Identify Bucket Index

Bucket index is discussed here. Bucket index can be calculated as follows:

Bucket Index = Requested Bucket Key % Number of Buckets,

where Number of Buckets is as defined here.

Request Bucket Load from Store

Once we have the Bucket Index, the Bucket Store is requested to fetch the corresponding bucket  and load it into memory. This is a blocking call and the Bucket Manager waits while the Bucket Store fetches the data from the store. Once the data is available, the Bucket Manager bundles the data into a bucket and adds it to the fetched buckets queue mentioned here. We detail the process of fetching the bucket data from the store in this section.

Bucket Eviction

It may not be efficient or even possible in some cases to keep all the buckets into memory. This is the reason the buckets are persisted to the HDFS store every window. This makes it essential to off load some of the buckets from memory so that new buckets can be loaded. The policy followed by the Bucket Manager is the least recently used policy. Whenever the Bucket Manager needs to load a particular bucket into memory, it identifies a bucket in memory which has been accessed least recently and unloads it from memory. No other processing has to be done in this case. Upon unloading, it informs the listeners (the Deduper thread) that the particular bucket has been off loaded from memory and is no longer available.

Bucket Store

The Bucket Store is responsible for fetching and storing the data from a persistent store. In this case, HDFS is used as the persistent store and HDFSBucketStore is responsible for interacting with the store.

Data Format

Bucket store persists the buckets onto the HDFS. This is typically done every window, although this can be configured to be done every checkpoint window. This data is stored as files on HDFS. Every write i.e. new unique records generated per window (or per checkpoint window) is written into a new file on HDFS. The format of the file is given below.

All the unique records (actually, just keys, since dedup requires just storage of keys) that are received in a window, are collected in a set of buckets and written one after the other serially in a file on HDFS. This data is indexed in case it needs to be read back. Index structures are described in the Data Structures section.

Data Structures

HDFS Bucket Store keeps the information about the buckets and their locations in various data structures.

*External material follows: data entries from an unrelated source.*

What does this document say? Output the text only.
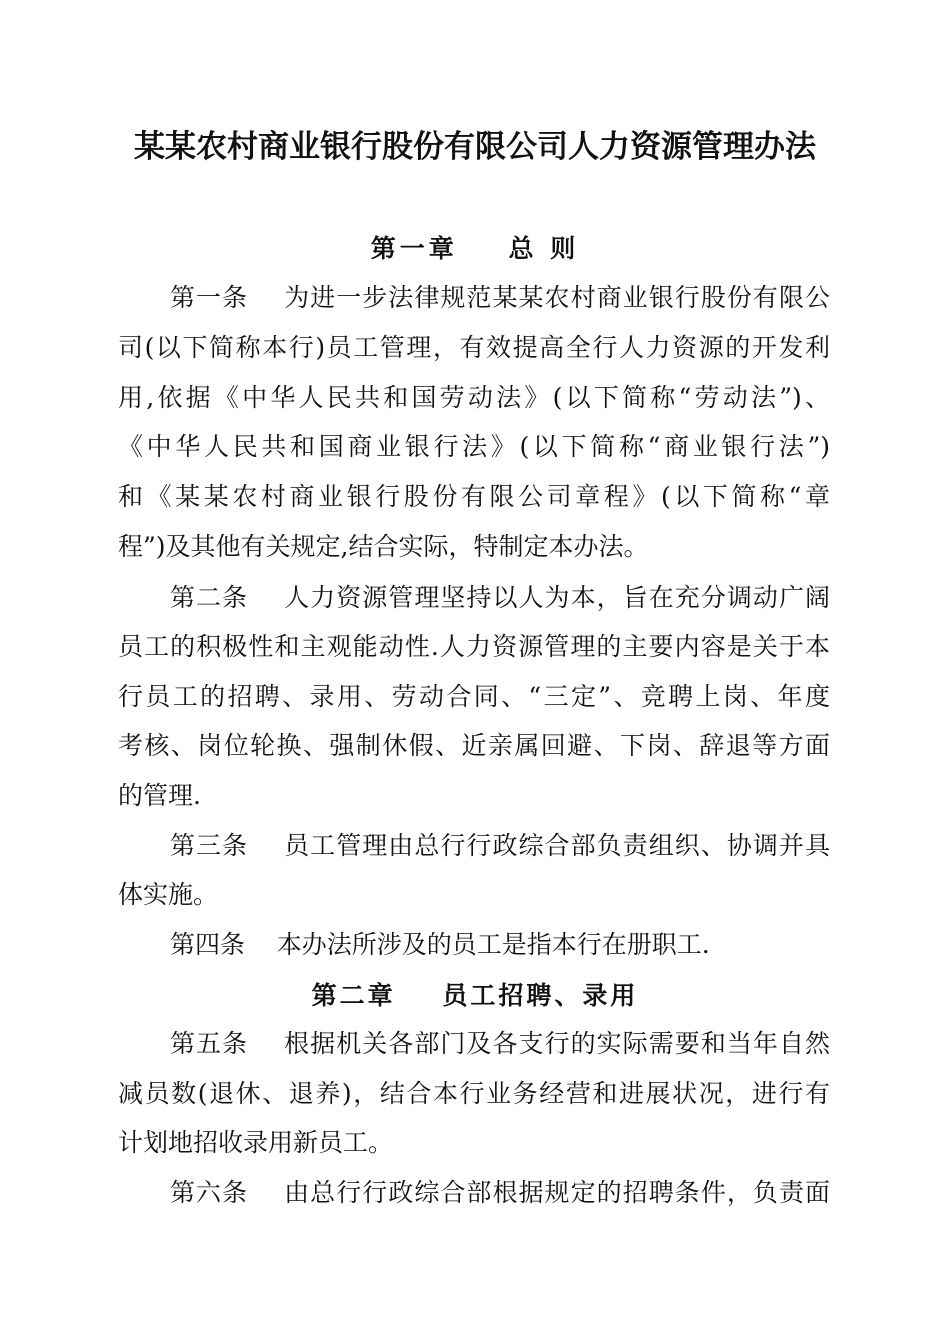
某某农村商业银行股份有限公司人力资源管理办法
第一章    总 则

第一条    为进一步法律规范某某农村商业银行股份有限公

司(以下简称本行)员工管理，有效提高全行人力资源的开发利

用,依据《中华人民共和国劳动法》(以下简称“劳动法”)、

《中华人民共和国商业银行法》(以下简称“商业银行法”)

和《某某农村商业银行股份有限公司章程》(以下简称“章

程”)及其他有关规定,结合实际，特制定本办法。

第二条    人力资源管理坚持以人为本，旨在充分调动广阔

员工的积极性和主观能动性.人力资源管理的主要内容是关于本

行员工的招聘、录用、劳动合同、“三定”、竞聘上岗、年度

考核、岗位轮换、强制休假、近亲属回避、下岗、辞退等方面

的管理.

第三条    员工管理由总行行政综合部负责组织、协调并具

体实施。

第四条    本办法所涉及的员工是指本行在册职工.

第二章    员工招聘、录用

第五条    根据机关各部门及各支行的实际需要和当年自然

减员数(退休、退养)，结合本行业务经营和进展状况，进行有

计划地招收录用新员工。

第六条    由总行行政综合部根据规定的招聘条件，负责面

  1. Bucket Positions - This data structure stores for each bucket index, the files and the offset within those files where the data for the bucket is stored. Since the data for a single bucket may be spread across multiple files, the number of files and their offsets may be multiple.
  2. Window To Buckets - This data structure keeps track of what buckets were modified in which window. This is essentially a multi map of window id to the set of bucket indexes that were written in that window.
  3. Window to Timestamp - This data structure keeps track of the maximum timestamp within a particular window file. This gives an indication as to how old is the data in the window file and helps in identifying window files that can be deleted entirely.

Bucket Fetch

For fetching a particular bucket, a bucket index is passed to the HDFS bucket store. Using the bucket index, a list of window files is identified which contains the data for this index. The bucket positions data structure is used for this purpose. For each such window file, the Bucket Store forks off a thread to fetch that particular window file from HDFS. Effectively all the window files which contain data for a particular bucket index, are fetched in parallel from the HDFS. Once fetched, the data is bundled together and returned to the calling function i.e. the Bucket Manager.